This morning the Federal Circuit released a nonprecedential opinion affirming a patent case appealed from the Southern District of New York. The Federal Circuit also released a nonprecedential order dismissing an appeal. Here is the introduction to the opinion and link to the dismissal.

VR Optics, LLC v. Peloton Interactive, Inc. (Nonprecedential)
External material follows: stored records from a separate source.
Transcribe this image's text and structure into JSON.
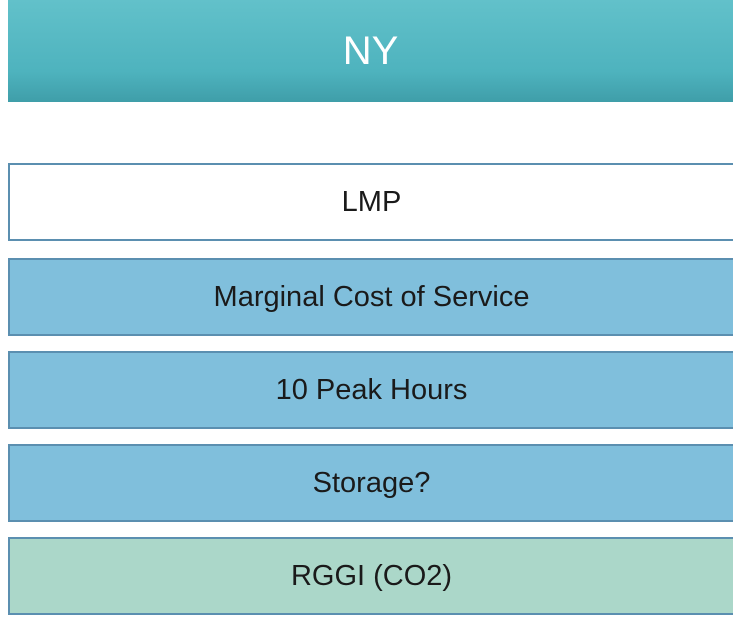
{
  "header": {
    "title": "NY"
  },
  "items": [
    {
      "label": "LMP"
    },
    {
      "label": "Marginal Cost of Service"
    },
    {
      "label": "10 Peak Hours"
    },
    {
      "label": "Storage?"
    },
    {
      "label": "RGGI (CO2)"
    }
  ]
}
In 2012, Peloton Interactive, Inc. (Peloton) entered a contract with Villency Design Group, LLC (VDG) under which VDG would design, develop, and manufacture what would become Peloton’s stationary exercise bike. The parties agreed to another, similar contract in 2014. Before the 2014 contract expired, Eric Villency and Joseph Coffey (the sole owners and members of VDG) learned of a patent that the Peloton bike might infringe. They formed a new company, VR Optics, LLC, which acquired that patent. About six weeks after the 2014 agreement expired, VR Optics sued Peloton for patent infringement. Peloton countersued, bringing various contract and tort claims against VR Optics, VDG, and Mr. Villency and Mr. Coffey. Among these was Peloton’s claim that VDG had breached a clause in the 2014 agreement that obligated VDG to defend Peloton against patent infringement actions. The district court granted summary judgment of invalidity of VR Optics’ patent and that VDG breached its duty to defend Peloton. The district court granted summary judgment denying Peloton’s remaining claims—for breach of warranty, breach of the covenant of good faith and fair dealing, fraudulent concealment, and tortious interference with contract. Ultimately, the district court entered judgment in Peloton’s favor and ordered VDG to pay Peloton’s attorney’s fees. Peloton, VR Optics, and VDG each appeal. For the reasons below, we affirm.